Jika anda hidup dalam ketakutan, anda sudah mengembangkan suatu framework dimana anda terbiasa dan secara otomatis memandang situasi sebagai menakutkan—entah situasi tersebut memang menakutkan atau tidak.

Sekarang waktunya untuk menghentikan kebiasaan situasi melalui sebuah lensa ramalan dan mulai memandang situasi yang sama dalam sikap yang berbeda. Berikut ini salah satu cara untuk melakukannya.

Anda telah diminta untuk mengajarkan suatu program komputer kepada para supervisor di dalam perusahaan anda. Frame original: Menakutkan! Pemikiran-pemikiran yang menyertai frame ini:
  • Aku tidak mampu melakukan ini!
  • Bagaimana caranya agar aku bisa menghindari ini?
  • Aku akan mempermalukan diri ku sendiri!
  • Kenapa harus aku?
Dari pada terus mengartikan situasi ini sebagai suatu masalah, hentikan proses berpikir anda. Sekarang reframe. Bentangkan imajinasi dan pikiran anda: bagaimana aku bisa memandang situasi ini dengan cara yang berbeda? Reframe: menggairahkan! Pemikiran-pemikiran yang menyertai reframe:
  • Suatu peluang yang sangat bagus!
  • Bagaimana caranya agar aku bisa membuatnya berhasil?
  • Ini adalah suatu kesempatan yang sangat bagus.
  • Ini adalah peluang ku agar bisa menonjol.
Saat anda membingkai ulang suatu situasi, selain untuk memandang realitas anda secara berbeda, anda juga mungkin perlu melakukan sesuatu yang berbeda untuk membuat interpretasi baru menjadi sukses.

Dalam contoh sebelumnya, mengubah frame anda dari menakutkan menjadi menggairahkan adalah bagian awal dari proses. Bagian kedua adalah bekerja keras untuk memastikan bahwa, memang, anda menonjol.

Jika anda lalai untuk mengambil aksi yang mendukung pemikiran baru anda, itu mungkin akan menjadi bumerang bagi anda, membuat anda jadi lebih memihak pada interpretasi awal anda (“Benar bukan, itu menakutkan. Aku benar-benar tidak mampu melakukannya.”)

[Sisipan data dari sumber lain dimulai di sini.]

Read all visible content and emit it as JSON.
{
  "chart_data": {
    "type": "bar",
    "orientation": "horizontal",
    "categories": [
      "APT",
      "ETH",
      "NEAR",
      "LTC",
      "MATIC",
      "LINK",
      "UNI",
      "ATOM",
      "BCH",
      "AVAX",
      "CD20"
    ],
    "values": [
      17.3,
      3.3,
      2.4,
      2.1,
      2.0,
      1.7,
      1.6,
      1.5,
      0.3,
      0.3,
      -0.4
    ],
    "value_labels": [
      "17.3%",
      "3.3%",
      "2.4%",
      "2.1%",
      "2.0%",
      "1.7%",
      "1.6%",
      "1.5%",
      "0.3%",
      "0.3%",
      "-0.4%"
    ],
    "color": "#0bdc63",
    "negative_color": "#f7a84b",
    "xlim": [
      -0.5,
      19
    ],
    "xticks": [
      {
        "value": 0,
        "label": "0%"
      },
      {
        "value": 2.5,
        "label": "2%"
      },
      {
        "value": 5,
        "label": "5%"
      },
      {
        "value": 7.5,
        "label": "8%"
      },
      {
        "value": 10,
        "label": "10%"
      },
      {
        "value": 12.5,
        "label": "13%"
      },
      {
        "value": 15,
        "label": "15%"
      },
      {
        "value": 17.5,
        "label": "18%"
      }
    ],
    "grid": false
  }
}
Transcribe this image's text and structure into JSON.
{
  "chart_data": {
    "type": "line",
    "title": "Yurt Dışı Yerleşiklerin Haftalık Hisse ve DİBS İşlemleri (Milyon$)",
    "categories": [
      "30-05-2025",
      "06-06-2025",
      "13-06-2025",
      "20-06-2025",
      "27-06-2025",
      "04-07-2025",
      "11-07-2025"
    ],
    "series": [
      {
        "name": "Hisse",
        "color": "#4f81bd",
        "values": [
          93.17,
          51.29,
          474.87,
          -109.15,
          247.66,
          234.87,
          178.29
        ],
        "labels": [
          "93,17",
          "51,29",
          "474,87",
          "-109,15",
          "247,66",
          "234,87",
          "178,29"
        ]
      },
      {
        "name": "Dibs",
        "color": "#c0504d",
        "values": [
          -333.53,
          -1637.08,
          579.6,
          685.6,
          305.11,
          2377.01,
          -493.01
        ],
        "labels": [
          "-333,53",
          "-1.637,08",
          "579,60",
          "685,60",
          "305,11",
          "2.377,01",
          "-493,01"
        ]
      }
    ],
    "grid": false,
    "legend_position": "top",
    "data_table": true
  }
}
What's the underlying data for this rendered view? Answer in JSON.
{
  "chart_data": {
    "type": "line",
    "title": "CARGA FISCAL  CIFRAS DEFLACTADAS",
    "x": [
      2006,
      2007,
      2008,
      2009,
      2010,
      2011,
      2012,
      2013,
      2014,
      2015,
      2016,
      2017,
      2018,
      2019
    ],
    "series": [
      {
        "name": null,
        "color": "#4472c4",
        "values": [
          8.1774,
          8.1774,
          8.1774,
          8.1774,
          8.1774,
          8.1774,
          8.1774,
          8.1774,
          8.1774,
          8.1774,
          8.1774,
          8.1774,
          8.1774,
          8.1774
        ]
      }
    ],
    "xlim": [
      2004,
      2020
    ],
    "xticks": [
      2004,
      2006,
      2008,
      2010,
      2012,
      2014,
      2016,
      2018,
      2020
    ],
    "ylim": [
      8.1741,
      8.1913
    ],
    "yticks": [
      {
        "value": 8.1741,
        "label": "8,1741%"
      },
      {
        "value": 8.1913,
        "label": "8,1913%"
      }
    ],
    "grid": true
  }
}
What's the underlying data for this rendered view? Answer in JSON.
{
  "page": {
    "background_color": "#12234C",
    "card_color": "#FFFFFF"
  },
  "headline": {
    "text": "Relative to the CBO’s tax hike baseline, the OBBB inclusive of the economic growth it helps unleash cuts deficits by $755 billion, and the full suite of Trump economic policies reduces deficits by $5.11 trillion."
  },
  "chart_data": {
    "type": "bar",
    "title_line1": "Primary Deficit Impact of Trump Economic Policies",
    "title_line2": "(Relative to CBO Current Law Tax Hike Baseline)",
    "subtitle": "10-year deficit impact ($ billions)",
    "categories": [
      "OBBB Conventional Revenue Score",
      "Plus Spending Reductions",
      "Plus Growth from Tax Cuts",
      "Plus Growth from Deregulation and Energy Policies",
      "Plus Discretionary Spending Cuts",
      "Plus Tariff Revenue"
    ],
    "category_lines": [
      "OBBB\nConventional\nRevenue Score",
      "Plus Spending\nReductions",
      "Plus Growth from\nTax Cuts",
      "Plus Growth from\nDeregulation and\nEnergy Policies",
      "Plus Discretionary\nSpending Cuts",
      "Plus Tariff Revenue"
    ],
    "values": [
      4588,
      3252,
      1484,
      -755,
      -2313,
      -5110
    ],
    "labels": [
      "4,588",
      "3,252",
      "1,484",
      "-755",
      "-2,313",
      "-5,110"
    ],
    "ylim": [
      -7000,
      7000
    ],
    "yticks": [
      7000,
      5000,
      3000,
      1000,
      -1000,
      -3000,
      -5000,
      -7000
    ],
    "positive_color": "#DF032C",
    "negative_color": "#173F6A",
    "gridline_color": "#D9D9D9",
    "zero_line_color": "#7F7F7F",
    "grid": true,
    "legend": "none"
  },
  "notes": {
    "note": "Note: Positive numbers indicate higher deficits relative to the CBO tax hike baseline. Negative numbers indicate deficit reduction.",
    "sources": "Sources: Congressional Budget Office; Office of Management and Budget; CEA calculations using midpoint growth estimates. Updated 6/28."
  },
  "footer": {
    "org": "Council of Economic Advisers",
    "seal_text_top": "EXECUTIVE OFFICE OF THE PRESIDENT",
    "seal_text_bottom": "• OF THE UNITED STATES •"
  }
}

Tapi di saat lain, reframing tidak memerlukan aksi pendukung, hanya sekedar menikmati suatu cara inovatif untuk berpikir.

Anda ingin belajar cara-cara kreatif untuk membingkai ulang suatu situasi? Dengarkan anak-anak kecil yang belum di cuci otaknya untuk berpikir bahwa semuanya memiliki suatu jawaban benar—dan jawaban benar itu adalah apa yang dipikirkan oleh orang lain.

Bebaskan Diri Anda dari Hasil

Sampai satu generasi yang lalu, orang umumnya berasumsi bahwa mereka tidak mampu mengontrol hasil dari banyak kejadian dalam hidup. Orang-orang menerima bahwa kejadian-kejadian itu terjadi begitu saja; anda tidak membuatnya terjadi.

Misalnya anak-anak “lahir,” mereka tidak direncanakan. Anda tidak bersusah payah memilih karir ideal, anda hanya “mendapat suatu pekerjaan.” Tapi saat ini, karena kita memang miliki kendali lebih banyak atas hidup, kita merasa sedih saat kita tidak bisa mengontrol nasib kita.

Jika anda bisa membebaskan diri dari berharap bahwa hasilnya harus selalu menguntungkan anda, maka rasa takut anda akan menghilang. Ini tidak berarti bahwa anda harus menjadi tidak peduli terhadap apa yang terjadi sebagai hasil dari pilihan dan aksi anda.

Melainkan, itu berarti bahwa anda perlu menerima realitas berikut ini: Meski anda bisa membuat keputusan dan aksi dalam merespon suatu situasi, tapi anda tidak bisa memaksakan suatu kejadian tertentu agar terjadi. Anda tidak bisa selalu berada dalam kontrol.

Tenangkan Pikiran

Mudah untuk mengatakan “Tenang saja,” tapi bagi banyak orang, itu benar-benar suatu hal yang sulit untuk di lakukan. Namun, itu tetap suatu target yang sangat baik untuk dikejar.

Jika anda bisa memperoleh suatu kondisi pikiran yang tenang, maka kemungkinan anda untuk terjebak dalam pola pemikiran obsesif jadi berkurang. Anda akan berpikir lebih jernih dan punya energi lebih banyak karena anda menghadapi situasi dengan berbagai pilihan dan keputusan yang lebih matang.